Conclusion
This room-temperature stable, lyophilized exosome product is thus capable of delivering a bioactive transforming growth factor beta to drive regenerative events.
Methods
To address this unsolved problem, we developed clinical-grade platelets exosome product (PEP), which was incorporate with injectable surgical fibrin sealant (TISSEEL), to promote chronic wound healing and complete skin regeneration. The PEP characterization stimulated cellular activities and in vivo rabbit ischemic wound healing capacity of TISSEEL-PEP were performed and analyzed.
Results
PEP, enriched with transforming growth factor beta (TGF-β), possessed exosomal characteristics including exosome size, morphology, and typical markers including CD63, CD9, and ALG-2-interacting protein X (Alix). In vitro, PEP significantly promoted cell proliferation, migration, tube formation, as well as skin organoid formation.

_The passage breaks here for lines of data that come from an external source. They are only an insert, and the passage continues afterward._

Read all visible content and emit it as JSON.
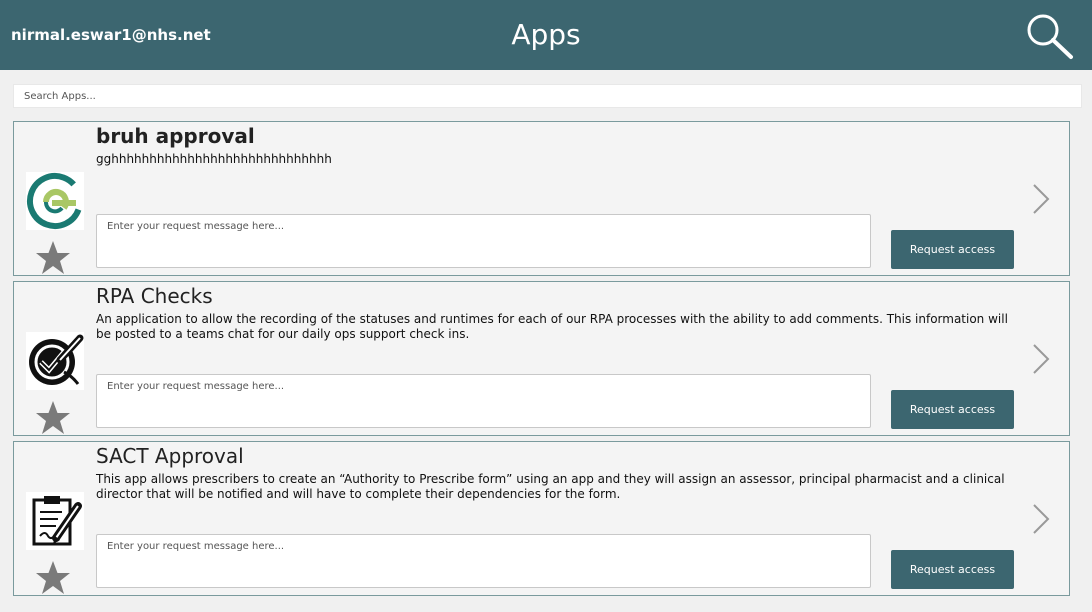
{
  "header": {
    "user_email": "nirmal.eswar1@nhs.net",
    "title": "Apps",
    "search_icon": "search-icon",
    "background_color": "#3c6670"
  },
  "search": {
    "placeholder": "Search Apps...",
    "value": ""
  },
  "request_placeholder": "Enter your request message here...",
  "request_button_label": "Request access",
  "apps": [
    {
      "name": "bruh approval",
      "description": "gghhhhhhhhhhhhhhhhhhhhhhhhhhhhh",
      "logo_icon": "circular-e-logo-icon",
      "favorite_icon": "star-icon"
    },
    {
      "name": "RPA Checks",
      "description": "An application to allow the recording of the statuses and runtimes for each of our RPA processes with the ability to add comments. This information will be posted to a teams chat for our daily ops support check ins.",
      "logo_icon": "checkmark-pen-icon",
      "favorite_icon": "star-icon"
    },
    {
      "name": "SACT Approval",
      "description": "This app allows prescribers to create an “Authority to Prescribe form” using an app and they will assign an assessor, principal pharmacist and a clinical director that will be notified and will have to complete their dependencies for the form.",
      "logo_icon": "clipboard-pen-icon",
      "favorite_icon": "star-icon"
    }
  ],
  "colors": {
    "accent": "#3c6670",
    "star": "#7a7a7a",
    "card_border": "#7a9a9d"
  }
}
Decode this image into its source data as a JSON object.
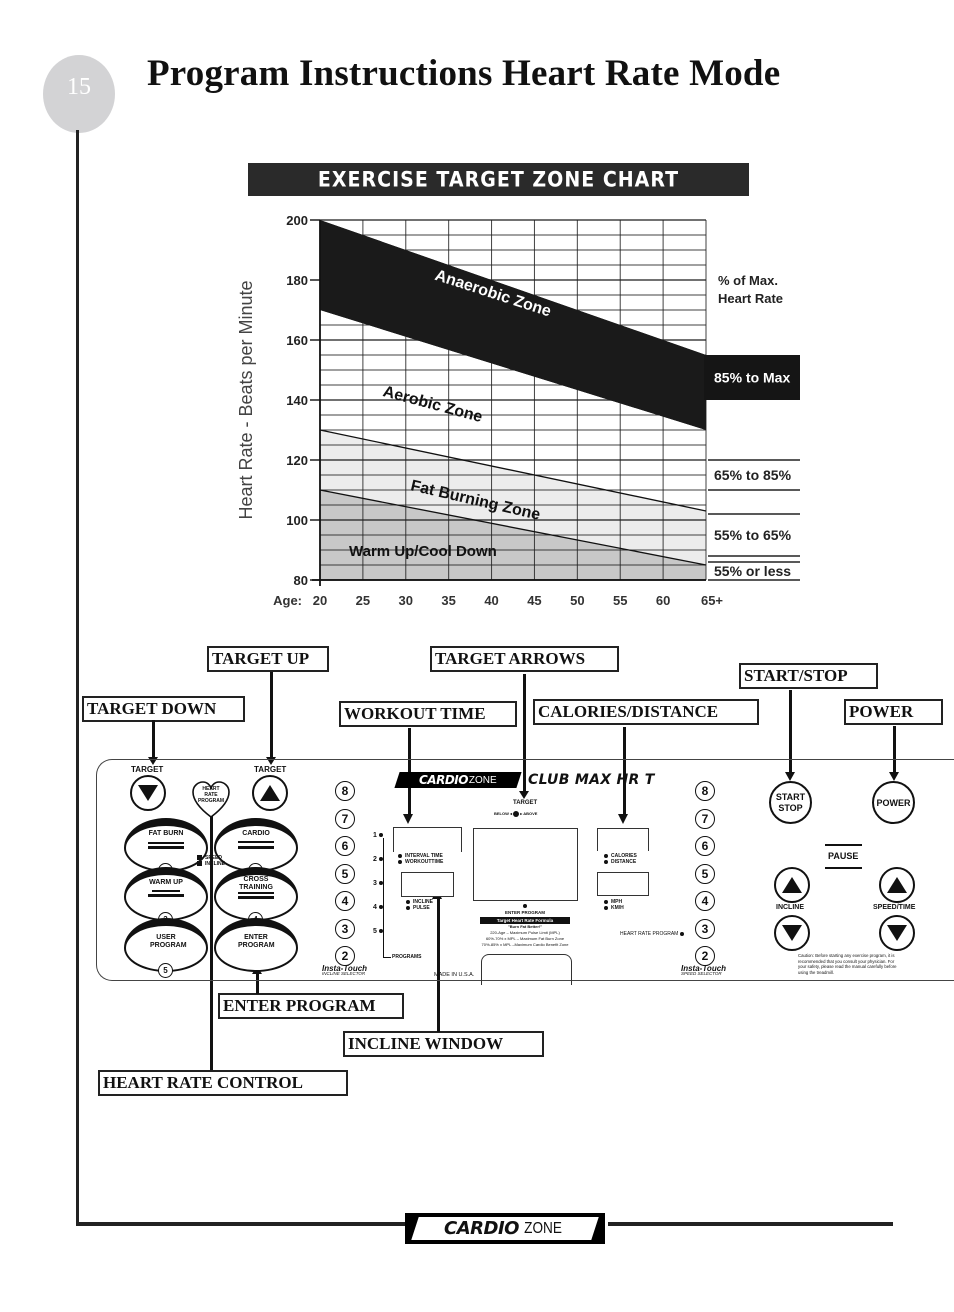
{
  "page": {
    "number": "15",
    "title": "Program Instructions Heart Rate Mode"
  },
  "chart_data": {
    "type": "area",
    "title": "EXERCISE TARGET ZONE CHART",
    "xlabel": "Age:",
    "ylabel": "Heart Rate - Beats per Minute",
    "x": [
      20,
      65
    ],
    "x_ticks": [
      "20",
      "25",
      "30",
      "35",
      "40",
      "45",
      "50",
      "55",
      "60",
      "65+"
    ],
    "x_tick_values": [
      20,
      25,
      30,
      35,
      40,
      45,
      50,
      55,
      60,
      65
    ],
    "y_ticks": [
      "80",
      "100",
      "120",
      "140",
      "160",
      "180",
      "200"
    ],
    "y_tick_values": [
      80,
      100,
      120,
      140,
      160,
      180,
      200
    ],
    "ylim": [
      80,
      200
    ],
    "xlim": [
      20,
      65
    ],
    "grid": true,
    "series": [
      {
        "name": "Anaerobic Zone",
        "lower": [
          170,
          130
        ],
        "upper": [
          200,
          155
        ],
        "fill": "#1a1a1a",
        "label_color": "#ffffff"
      },
      {
        "name": "Aerobic Zone",
        "lower": [
          130,
          103
        ],
        "upper": [
          170,
          130
        ],
        "fill": "#ffffff",
        "label_color": "#111111"
      },
      {
        "name": "Fat Burning Zone",
        "lower": [
          110,
          85
        ],
        "upper": [
          130,
          103
        ],
        "fill": "#ececec",
        "label_color": "#111111"
      },
      {
        "name": "Warm Up/Cool Down",
        "lower": [
          80,
          80
        ],
        "upper": [
          110,
          85
        ],
        "fill": "#c8c8c8",
        "label_color": "#111111"
      }
    ],
    "legend": {
      "title": "% of Max. Heart Rate",
      "placement": "right",
      "entries": [
        {
          "label": "85% to Max",
          "dark": true
        },
        {
          "label": "65% to 85%",
          "dark": false
        },
        {
          "label": "55% to 65%",
          "dark": false
        },
        {
          "label": "55% or less",
          "dark": false
        }
      ]
    }
  },
  "callouts": {
    "target_up": "TARGET UP",
    "target_arrows": "TARGET ARROWS",
    "start_stop": "START/STOP",
    "target_down": "TARGET DOWN",
    "workout_time": "WORKOUT TIME",
    "calories_distance": "CALORIES/DISTANCE",
    "power": "POWER",
    "enter_program": "ENTER PROGRAM",
    "incline_window": "INCLINE WINDOW",
    "heart_rate_control": "HEART RATE CONTROL"
  },
  "panel": {
    "target_label": "TARGET",
    "heart_label": "HEART RATE PROGRAM",
    "programs": [
      {
        "label": "FAT BURN",
        "num": "1"
      },
      {
        "label": "CARDIO",
        "num": "2"
      },
      {
        "label": "WARM UP",
        "num": "3"
      },
      {
        "label": "CROSS TRAINING",
        "num": "4"
      },
      {
        "label": "USER PROGRAM",
        "num": "5"
      },
      {
        "label": "ENTER PROGRAM",
        "num": ""
      }
    ],
    "legend_speed": "SPEED",
    "legend_incline": "INCLINE",
    "incline_selector": [
      "8",
      "7",
      "6",
      "5",
      "4",
      "3",
      "2"
    ],
    "speed_selector": [
      "8",
      "7",
      "6",
      "5",
      "4",
      "3",
      "2"
    ],
    "program_dots": [
      "1",
      "2",
      "3",
      "4",
      "5"
    ],
    "programs_label": "PROGRAMS",
    "insta_touch": "Insta-Touch",
    "incline_selector_label": "INCLINE SELECTOR",
    "speed_selector_label": "SPEED SELECTOR",
    "brand_cardio": "CARDIO",
    "brand_zone": "ZONE",
    "model": "CLUB MAX HR T",
    "target_center": "TARGET",
    "below": "BELOW",
    "above": "ABOVE",
    "interval_time": "INTERVAL TIME",
    "workout_time": "WORKOUTTIME",
    "incline": "INCLINE",
    "pulse": "PULSE",
    "calories": "CALORIES",
    "distance": "DISTANCE",
    "mph": "MPH",
    "kmh": "KM/H",
    "enter_program": "ENTER PROGRAM",
    "formula_title": "Target Heart Rate Formula",
    "formula_sub": "\"Burn Fat Better!\"",
    "formula_1": "220-Age – Maximum Pulse Limit (MPL)",
    "formula_2": "60%-70% x MPL – Maximum Fat Burn Zone",
    "formula_3": "70%-85% x MPL –Maximum Cardio Benefit Zone",
    "heart_rate_program": "HEART RATE PROGRAM",
    "made_in": "MADE IN U.S.A.",
    "start": "START",
    "stop": "STOP",
    "power": "POWER",
    "pause": "PAUSE",
    "incline_btn": "INCLINE",
    "speed_time": "SPEED/TIME",
    "caution": "Caution: Before starting any exercise program, it is recommended that you consult your physician. For your safety, please read the manual carefully before using the treadmill."
  },
  "footer": {
    "brand_cardio": "CARDIO",
    "brand_zone": "ZONE"
  }
}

Topical treatment of ischemic wounds with TISSEEL-PEP promoted full-thickness healing with the reacquisition of hair follicles and sebaceous glands. Superior to untreated and TISSEEL-only treated controls, TISSEEL-PEP drove cutaneous healing associated with collagen synthesis and restoration of dermal architecture. Furthermore, PEP promoted epithelial and vascular cell activity enhancing angiogenesis to restore blood flow and mature skin function. Transcriptome deconvolution of TISSEEL-PEP versus TISSEEL-only treated wounds prioritized regenerative pathways encompassing neovascularization, matrix remodeling and tissue growth.